For overcoming the shortcomings of the time based trajectory tracking control methods, this paper proposed a control method based on non-time based motion control concept. This method uses geometric criteria to select reference point, avoiding the disadvantages of time based controllers very well, as well as the insufficiency of the controllers designed by non-time based reference variables. In this method, the tracking control is only related to the actual condition of the robot, not to time. As a result, it is more general and applicable.
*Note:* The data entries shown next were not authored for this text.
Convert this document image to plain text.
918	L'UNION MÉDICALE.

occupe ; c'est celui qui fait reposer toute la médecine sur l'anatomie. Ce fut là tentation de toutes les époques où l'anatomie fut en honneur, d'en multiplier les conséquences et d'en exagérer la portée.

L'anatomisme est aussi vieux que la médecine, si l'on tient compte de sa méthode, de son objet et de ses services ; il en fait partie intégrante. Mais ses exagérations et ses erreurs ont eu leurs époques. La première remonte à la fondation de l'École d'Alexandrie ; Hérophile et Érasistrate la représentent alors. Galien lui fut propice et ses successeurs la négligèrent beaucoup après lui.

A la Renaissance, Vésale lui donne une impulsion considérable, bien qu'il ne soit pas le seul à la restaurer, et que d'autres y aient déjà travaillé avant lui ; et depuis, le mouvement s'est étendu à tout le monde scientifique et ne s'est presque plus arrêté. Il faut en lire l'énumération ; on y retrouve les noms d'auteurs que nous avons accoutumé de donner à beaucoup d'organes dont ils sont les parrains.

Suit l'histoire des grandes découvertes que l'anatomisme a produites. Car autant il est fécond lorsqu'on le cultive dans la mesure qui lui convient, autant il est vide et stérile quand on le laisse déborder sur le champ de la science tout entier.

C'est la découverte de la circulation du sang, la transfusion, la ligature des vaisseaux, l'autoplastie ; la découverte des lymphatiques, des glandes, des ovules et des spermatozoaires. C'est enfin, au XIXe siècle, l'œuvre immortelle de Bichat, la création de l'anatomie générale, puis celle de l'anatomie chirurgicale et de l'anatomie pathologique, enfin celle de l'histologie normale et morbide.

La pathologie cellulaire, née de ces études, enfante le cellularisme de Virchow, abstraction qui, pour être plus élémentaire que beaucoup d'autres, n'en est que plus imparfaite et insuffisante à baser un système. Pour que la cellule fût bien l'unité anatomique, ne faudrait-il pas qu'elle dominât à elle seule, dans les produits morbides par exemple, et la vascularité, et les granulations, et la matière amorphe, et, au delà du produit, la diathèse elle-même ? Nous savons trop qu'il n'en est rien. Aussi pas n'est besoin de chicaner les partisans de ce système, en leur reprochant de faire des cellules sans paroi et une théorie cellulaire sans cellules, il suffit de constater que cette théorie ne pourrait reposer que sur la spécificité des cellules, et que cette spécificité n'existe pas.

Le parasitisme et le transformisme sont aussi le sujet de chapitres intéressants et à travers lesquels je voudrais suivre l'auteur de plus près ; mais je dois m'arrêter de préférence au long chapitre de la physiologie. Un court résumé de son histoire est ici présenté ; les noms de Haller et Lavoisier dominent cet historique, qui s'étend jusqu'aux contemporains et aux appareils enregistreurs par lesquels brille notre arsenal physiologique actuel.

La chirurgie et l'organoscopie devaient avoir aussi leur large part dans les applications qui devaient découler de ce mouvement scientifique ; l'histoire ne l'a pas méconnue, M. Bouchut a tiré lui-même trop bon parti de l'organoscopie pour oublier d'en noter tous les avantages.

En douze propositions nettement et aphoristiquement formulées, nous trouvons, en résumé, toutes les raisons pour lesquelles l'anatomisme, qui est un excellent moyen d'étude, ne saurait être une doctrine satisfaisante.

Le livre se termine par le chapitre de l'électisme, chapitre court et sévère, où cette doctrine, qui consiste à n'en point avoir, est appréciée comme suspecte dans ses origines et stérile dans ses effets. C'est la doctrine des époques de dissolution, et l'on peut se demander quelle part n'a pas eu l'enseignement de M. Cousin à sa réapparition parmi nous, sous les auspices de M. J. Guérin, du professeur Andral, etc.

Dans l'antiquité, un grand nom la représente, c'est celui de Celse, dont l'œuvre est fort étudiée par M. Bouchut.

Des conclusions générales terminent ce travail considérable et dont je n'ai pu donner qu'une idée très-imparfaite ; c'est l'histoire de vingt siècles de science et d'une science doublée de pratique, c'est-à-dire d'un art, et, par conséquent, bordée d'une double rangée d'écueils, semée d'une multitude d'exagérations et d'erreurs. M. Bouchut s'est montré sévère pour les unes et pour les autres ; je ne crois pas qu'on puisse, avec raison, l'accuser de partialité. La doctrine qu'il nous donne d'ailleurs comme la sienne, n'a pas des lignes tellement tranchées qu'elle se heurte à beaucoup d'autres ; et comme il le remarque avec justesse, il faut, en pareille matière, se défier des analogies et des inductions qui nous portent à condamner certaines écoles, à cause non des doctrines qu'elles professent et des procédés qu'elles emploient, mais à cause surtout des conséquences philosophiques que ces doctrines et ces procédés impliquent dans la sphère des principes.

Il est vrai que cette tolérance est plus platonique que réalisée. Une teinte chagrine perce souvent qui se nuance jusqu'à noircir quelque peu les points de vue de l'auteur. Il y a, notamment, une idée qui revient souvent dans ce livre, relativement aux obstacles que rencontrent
Numerical simulations not only verify the effectiveness of the method, but also indicate that the forward direction interception length can be considered as the adjustable parameter of the controller, and the control effects can be adjusted by varying the length. Though the good effectiveness of the method to track simple curves as well as complex curves has been proved by the simulations, it is still a pity that we have not carry out the proof of the effectiveness of the controller through theoretical derivation. We are hoping to research more deeply on the method through theoretical means to give out the theoretical proof of the effectiveness of it.

## Acknowledgement

This work was supported by the Natural Science Foundation of China [grant number 11772187 and 11802174], the China Postdoctoral Science Foundation [grant number 2018M632104].